父はセシリアの母と結婚して良かったと、幸せだったと言っているけれど、その後の父の苦悩を思うとセシリアにはとてもそんな風には思えなかった。
「アルフォンス様はこの件に関して他言無用とおっしゃっていたけれど、本当に、父上に相談しなくていいのかしら」
アルフォンスのことだけならまだしも、セシリアの婚姻に関しては隣国バラゾアから持ちかけられている件もある。
レベッカから教えられた情報の裏付けを取る必要だってあるだろう。
そう考えれば結論はすぐに出る。
今すぐ父と話をした方がいい。
――そう思うのに、父に相談するのを躊躇う自分がいる。
そもそも、良くない噂があるからこの人との結婚は嫌だなど、あれこれ言う権利がセシリアにあるのだろうか?

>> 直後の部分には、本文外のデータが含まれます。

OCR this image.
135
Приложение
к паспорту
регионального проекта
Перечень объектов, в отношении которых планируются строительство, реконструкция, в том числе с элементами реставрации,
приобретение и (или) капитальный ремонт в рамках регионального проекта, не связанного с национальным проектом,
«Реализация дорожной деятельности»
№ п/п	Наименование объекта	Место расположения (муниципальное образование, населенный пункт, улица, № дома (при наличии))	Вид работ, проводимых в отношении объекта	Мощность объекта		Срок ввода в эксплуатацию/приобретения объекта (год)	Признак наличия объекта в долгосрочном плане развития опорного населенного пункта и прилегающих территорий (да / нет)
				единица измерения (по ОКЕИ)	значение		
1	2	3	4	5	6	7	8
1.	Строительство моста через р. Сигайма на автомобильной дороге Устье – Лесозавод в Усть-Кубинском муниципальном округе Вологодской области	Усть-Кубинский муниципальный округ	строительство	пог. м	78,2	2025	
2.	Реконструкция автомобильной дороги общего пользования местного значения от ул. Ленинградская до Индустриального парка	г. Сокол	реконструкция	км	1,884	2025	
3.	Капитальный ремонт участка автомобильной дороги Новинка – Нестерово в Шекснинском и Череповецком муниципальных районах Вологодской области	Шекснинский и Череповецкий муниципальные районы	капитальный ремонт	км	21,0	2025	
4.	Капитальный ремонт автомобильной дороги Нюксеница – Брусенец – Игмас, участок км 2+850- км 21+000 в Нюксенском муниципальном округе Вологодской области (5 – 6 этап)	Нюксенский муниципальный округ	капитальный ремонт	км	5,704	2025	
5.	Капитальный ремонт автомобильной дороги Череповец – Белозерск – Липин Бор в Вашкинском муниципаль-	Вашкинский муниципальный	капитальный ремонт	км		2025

セシリアが口にすることで、父を困らせてしまったら……
「ああ、もう!」
セシリアは頬を押さえると頭を左右に振った。
そんな風にグズグズと考えてしまう自分が嫌だ。
父の気持ちを考慮しようとすると、セシリアはいつだって動けなくなってしまう。
行き場のない感情を抱えたまま、窓ガラスに映る自分の姿に目を向ける。
癖のない黄金色の髪に、鮮やかな緑色の瞳。
見慣れた姿がそこにある。
幸せになれるかどうかは分からない。
でも、少なくとも結婚すれば、今いる離宮から出ることができる。
セシリアを守るこの箱庭から抜け出して、今よりももっと自由に暮らせるかもしれない。
結婚を機に、変わることが出来たなら。
胸に小さな希望が宿った時、セシリアの視界にキラッと光る何かが見えた。
それは夏の夜空に飛ぶ蛍のように、庭の中でキラキラと光り輝いている。
(あれは……一体……)
温かな気持ちのまま、目を凝らして見てみようとしたセシリアの脳裏に、突然、過去の記憶が蘇った。
『気持ち悪い!!』
ハッ! と我に返ったセシリアは慌ててその光から目を背けた。
見えないものなど、見えるはずがない。
だから、あれはただの気のせいだ。
先程まで感じていた高揚はスッと消えてしまった。
セシリアは顔を上げると、無言で窓に背を向けた。